Advice from the National Sleep foundation is that Adults aged between 24 and 64 should have between 7-9 hours of sleep per day[2].  According to ‘The Sleep Doctor’, the financial costs associated with lack of sufficient sleep are phenomenal:

“The financial costs of poor and insufficient sleep are staggering. Sleep problems cost many tens of billions of dollars each year to the U.S. economy. These costs accrue in several ways: missed work days, reduced productivity, higher rates of accident and injury, and greater reliance on health-care services—more doctor and hospital visits, higher prescription and over-the-counter sleep and other medication use.”[3]

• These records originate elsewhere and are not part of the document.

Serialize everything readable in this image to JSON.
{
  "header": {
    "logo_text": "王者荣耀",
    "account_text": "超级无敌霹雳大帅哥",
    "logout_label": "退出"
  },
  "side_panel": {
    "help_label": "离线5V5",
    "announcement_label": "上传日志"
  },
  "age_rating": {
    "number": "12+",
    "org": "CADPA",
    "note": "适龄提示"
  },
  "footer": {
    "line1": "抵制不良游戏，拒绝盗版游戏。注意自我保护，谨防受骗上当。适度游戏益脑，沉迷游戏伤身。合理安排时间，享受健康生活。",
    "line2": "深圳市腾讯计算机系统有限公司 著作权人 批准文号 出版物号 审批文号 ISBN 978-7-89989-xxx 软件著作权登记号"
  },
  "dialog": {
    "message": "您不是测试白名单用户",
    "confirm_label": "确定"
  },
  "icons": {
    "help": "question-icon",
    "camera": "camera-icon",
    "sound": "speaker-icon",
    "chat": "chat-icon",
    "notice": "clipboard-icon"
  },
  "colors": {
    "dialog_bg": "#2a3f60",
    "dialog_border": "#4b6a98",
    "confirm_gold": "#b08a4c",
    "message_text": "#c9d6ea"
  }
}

If you aren’t getting enough sleep at night, don’t fret! Napping during the day – whether in the car, office or lazing in the sunshine (weather permitting, and don’t forget the sunscreen if you have found a nap spot in full sun!) -  also proves beneficial to body and mind.  According to, the optimal time for a ‘cat-nap’ is 20 minutes, as this length of sleep keeps you in the lightest stage of non-REM sleep (so easy to wake up from!) and has been proven to improve alertness, performance and enhance mood.  30-60 minutes nap time is apparently likely to result in feelings of ‘grogginess’, whereas 90 minutes of sleep is the equivalent of one full REM cycle and has been proven to boost memory and creativity[4].

When you work from home, are self-employed or run your own business, it’s easy for ‘normal’ working hours to go out of the window! With holiday and sickness cover a luxury that we can’t all regularly afford, it’s far too easy to work when you should be in bed getting some sleep! My advice is to put yourself first every now and then and invest in some simple ‘self-care’ – that is, climbing in to bed and switching off completely, whether for a nap of a full 9 hours of wondrous rest.